In the last three election cycles in New York City, 63 percent of multi-candidate primaries were won with less than 50% of the vote, 30% were won with less than 40%, and nearly 10% were won with less than 30%. In 2021, the incumbents will be term-limited in approximately 70% of the City Council, all five borough presidencies, as well as the offices of the controller and the mayor. That means over 200 candidates will be competing over open seats.

“Ranked Choice Voting provides an opportunity to increase democracy and eliminate expensive, low turnout elections. This is an opportunity to streamline the democratic process,” said Powers.

“New York City should adopt Ranked Choice Voting for all citywide elections as soon as possible. This Charter Commission would be improving our democracy, saving our City millions of dollars and making elections better if they recommend Ranked Choice Voting and it is adopted,” said Kallos.

“Ranked Choice Voting has been used successfully around the country, since at least the 1940s. In 2016 Maine made it state law because it helps elect candidates who are supported by a majority of voters while at the same time increasing voter turnout and saving municipalities hundreds of thousands of dollars,” he added.

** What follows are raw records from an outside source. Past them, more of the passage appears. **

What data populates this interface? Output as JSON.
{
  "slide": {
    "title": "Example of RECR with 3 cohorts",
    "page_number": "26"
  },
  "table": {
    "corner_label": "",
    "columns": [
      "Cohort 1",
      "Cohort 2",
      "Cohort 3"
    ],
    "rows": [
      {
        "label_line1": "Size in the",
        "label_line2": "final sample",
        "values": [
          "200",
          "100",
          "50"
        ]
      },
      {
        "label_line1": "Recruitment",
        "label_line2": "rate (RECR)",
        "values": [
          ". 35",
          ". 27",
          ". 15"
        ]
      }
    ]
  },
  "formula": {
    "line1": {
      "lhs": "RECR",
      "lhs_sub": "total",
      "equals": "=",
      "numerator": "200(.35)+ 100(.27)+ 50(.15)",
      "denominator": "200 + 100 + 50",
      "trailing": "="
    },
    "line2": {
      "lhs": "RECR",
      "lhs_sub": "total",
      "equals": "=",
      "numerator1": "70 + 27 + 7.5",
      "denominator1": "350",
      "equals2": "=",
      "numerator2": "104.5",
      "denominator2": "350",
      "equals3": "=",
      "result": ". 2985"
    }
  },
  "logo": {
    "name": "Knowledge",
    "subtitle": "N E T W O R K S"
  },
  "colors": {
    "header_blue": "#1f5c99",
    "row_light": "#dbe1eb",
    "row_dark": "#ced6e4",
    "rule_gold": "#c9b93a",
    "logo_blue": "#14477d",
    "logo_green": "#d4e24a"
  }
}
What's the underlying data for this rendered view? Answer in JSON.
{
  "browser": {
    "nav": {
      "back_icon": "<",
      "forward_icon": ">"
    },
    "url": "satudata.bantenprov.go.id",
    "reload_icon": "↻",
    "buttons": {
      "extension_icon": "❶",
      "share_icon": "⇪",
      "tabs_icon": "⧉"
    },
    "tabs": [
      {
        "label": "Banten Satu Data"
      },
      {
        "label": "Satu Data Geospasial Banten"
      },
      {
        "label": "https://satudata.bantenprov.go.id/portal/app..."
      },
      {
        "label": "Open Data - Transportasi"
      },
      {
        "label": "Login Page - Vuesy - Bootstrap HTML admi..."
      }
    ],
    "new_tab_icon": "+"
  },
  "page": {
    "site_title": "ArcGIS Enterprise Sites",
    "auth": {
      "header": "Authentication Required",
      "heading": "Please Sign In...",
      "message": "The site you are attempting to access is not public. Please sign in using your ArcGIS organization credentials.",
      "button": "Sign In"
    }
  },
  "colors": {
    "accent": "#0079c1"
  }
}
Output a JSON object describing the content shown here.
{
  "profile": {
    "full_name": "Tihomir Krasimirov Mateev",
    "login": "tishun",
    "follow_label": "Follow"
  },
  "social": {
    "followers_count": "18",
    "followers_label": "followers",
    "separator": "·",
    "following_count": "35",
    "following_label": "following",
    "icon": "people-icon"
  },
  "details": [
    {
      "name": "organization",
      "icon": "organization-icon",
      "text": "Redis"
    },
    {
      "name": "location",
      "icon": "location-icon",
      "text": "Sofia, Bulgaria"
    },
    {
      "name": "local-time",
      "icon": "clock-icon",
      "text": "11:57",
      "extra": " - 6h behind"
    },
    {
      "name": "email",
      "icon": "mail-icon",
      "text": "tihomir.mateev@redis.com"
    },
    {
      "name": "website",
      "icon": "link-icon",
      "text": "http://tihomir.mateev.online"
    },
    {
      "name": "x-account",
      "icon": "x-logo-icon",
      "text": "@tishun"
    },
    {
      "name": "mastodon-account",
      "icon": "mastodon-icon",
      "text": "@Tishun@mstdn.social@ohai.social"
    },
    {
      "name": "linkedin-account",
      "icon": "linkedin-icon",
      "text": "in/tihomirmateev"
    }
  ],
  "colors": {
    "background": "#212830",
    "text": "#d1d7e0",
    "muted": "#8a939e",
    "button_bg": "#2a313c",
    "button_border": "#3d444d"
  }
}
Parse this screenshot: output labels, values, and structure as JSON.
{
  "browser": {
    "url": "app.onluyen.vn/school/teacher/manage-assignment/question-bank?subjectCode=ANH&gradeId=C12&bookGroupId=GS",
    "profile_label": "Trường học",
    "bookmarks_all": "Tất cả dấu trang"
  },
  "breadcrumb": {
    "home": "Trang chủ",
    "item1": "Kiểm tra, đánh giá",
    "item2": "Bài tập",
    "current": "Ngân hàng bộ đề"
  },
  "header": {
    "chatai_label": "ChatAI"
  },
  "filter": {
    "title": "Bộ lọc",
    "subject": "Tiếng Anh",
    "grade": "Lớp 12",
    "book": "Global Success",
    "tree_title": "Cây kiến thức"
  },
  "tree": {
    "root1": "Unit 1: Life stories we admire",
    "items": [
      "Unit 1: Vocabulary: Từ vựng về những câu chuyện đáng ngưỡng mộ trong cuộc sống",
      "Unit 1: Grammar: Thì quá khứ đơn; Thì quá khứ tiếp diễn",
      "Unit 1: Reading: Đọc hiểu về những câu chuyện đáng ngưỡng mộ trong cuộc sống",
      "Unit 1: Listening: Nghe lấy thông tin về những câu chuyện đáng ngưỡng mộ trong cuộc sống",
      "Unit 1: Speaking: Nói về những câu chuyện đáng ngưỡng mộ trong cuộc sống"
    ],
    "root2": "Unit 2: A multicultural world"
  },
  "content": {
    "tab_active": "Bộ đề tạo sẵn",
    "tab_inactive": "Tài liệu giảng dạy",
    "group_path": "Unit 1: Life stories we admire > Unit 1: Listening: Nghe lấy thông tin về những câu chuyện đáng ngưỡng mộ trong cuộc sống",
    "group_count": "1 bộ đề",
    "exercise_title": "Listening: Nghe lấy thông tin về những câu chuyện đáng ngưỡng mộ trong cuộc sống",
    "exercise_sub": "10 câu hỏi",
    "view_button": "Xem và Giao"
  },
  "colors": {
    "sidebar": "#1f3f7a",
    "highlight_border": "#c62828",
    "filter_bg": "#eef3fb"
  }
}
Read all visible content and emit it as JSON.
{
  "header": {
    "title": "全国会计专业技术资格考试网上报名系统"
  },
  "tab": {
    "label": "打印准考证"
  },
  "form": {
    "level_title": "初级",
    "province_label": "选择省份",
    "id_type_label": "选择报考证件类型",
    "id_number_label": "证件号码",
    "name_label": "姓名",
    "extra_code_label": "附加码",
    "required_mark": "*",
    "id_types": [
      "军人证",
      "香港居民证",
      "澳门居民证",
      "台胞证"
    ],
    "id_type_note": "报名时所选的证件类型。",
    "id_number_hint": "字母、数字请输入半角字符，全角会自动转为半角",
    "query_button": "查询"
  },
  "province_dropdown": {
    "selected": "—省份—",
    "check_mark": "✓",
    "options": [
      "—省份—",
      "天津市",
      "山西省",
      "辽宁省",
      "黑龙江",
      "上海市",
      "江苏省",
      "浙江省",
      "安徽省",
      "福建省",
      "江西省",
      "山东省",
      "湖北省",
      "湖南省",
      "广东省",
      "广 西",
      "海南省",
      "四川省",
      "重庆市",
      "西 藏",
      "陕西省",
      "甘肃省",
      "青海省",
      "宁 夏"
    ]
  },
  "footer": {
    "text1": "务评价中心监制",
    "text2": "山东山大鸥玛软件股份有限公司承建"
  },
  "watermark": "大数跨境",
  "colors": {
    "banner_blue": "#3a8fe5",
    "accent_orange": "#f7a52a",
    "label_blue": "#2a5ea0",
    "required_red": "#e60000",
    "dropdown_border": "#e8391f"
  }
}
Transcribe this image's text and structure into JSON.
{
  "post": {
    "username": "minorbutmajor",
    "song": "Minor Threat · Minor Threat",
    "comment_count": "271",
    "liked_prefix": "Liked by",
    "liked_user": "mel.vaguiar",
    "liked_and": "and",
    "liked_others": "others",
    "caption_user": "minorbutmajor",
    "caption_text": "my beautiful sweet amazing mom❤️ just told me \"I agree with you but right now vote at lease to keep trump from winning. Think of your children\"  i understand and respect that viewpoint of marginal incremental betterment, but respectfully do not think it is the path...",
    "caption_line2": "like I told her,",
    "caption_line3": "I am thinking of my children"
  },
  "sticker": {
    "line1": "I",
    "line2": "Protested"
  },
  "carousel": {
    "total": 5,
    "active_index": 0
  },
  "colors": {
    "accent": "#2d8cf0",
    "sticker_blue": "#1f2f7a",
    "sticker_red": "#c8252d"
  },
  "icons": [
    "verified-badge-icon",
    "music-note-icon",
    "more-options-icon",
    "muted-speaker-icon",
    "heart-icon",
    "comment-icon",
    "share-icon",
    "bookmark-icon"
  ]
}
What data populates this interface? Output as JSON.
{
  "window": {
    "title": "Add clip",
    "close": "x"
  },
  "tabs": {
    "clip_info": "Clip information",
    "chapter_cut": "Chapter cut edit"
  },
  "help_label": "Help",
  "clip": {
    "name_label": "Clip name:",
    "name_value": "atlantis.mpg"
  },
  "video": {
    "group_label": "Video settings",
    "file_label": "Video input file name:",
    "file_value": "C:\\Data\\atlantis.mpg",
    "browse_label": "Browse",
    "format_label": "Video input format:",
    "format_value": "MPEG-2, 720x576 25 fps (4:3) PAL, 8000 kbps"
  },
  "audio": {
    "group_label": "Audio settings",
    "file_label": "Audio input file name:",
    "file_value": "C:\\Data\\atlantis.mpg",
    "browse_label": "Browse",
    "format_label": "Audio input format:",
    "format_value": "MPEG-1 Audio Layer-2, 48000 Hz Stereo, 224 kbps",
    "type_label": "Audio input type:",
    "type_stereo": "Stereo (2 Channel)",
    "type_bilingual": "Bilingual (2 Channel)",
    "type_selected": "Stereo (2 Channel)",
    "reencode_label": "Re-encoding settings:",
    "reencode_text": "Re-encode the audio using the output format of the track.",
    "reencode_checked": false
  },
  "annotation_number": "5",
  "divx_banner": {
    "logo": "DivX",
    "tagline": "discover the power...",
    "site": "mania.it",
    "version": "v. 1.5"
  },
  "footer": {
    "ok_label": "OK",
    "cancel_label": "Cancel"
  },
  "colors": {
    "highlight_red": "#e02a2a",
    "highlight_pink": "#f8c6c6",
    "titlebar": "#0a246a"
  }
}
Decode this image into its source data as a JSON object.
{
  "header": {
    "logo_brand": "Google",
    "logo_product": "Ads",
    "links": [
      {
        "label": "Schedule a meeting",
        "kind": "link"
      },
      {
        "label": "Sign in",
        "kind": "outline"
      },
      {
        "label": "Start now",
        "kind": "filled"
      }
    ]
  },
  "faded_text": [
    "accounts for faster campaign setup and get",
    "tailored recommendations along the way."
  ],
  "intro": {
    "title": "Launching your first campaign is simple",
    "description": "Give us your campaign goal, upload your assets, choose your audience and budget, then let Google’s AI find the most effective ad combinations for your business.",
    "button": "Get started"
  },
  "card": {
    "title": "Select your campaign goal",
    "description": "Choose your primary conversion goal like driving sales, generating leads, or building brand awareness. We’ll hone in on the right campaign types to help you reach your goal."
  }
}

Hoylman, Johnson Push To Keep ICE Out Of Courts  

State Senator Brad Hoylman
State Senator Brad Hoylman
Council Member Corey Johnson
Council Member Corey Johnson

State Sen. Brad Hoylman (D-Clinton/Hell’s Kitchen, Chelsea, Greenwich Village, UWS, Midtown/East Midtown, Columbus Circle, Times Square, Stuyvesant Town-Peter Cooper Village, the East Village, LES) and City Council Speaker Corey Johnson (D-Hell’s Kitchen, Chelsea, the West Village, parts of Flatiron, SoHo, UWS) yesterday joined a coalition of more than 100 organizations across the state in speaking out against U.S. Immigration and Customs Enforcement (ICE) agents making courthouse arrests.

The lawmakers were responding to a state issued report, Safeguarding the Integrity of Our Courts; The Impact of ICE Courthouse Operations in New York State, which measures the harmful impact of ICE’s increased courthouse arrests on vulnerable New Yorkers’ ability to access justice, including survivors of domestic and sexual violence, victims of human trafficking, single mothers, and immigrant youth.

The report, which surveyed judges, district attorneys, public defenders, elected officials, and legal advocates from across the state, documents irrefutable evidence of ICE’s devastating impact on New York State courts, including a 90% drop in calls made to immigrant hotlines reporting crimes in certain locations; a 100% decline in U Visa certification requests from immigrant victims of crime in Manhattan Family Court and significant drops in other boroughs.

“This new report from the ICE Out of Courts Coalition provides disturbing new evidence that ICE’s vicious pursuit of undocumented New Yorkers is intimidating witnesses and driving survivors of abuse into the shadows,” said Hoylman. “This is sickening stuff. New York must pass my Protect Our Courts Act to ensure that all residents of our state — regardless of their immigration status — can participate in our justice system and hold perpetrators accountable. It’s time to send the message: our courthouses are sanctuaries, and ICE is not welcome.”

“This report documents in painstaking detail the calculated effect of federal interference in our state court system, disrupting our ability as a City to administer justice,” said Johnson. “The result is that we are all less safe. State action is long overdue. I call on Chief Judge DiFiore to promulgate rules that restrict court officers’ ability to cooperate with federal immigration enforcement absent a signed judicial warrant, and I call on the New York State Legislature to pass the Protect our Courts Act (A.2176 / S.425), to ensure the sanctity of our justice system is protected.”

“The federal government should not enforce civil immigration law in New York State courts. It gravely impedes the imposition of civil and criminal justice and it makes us all less safe,” the Speaker added.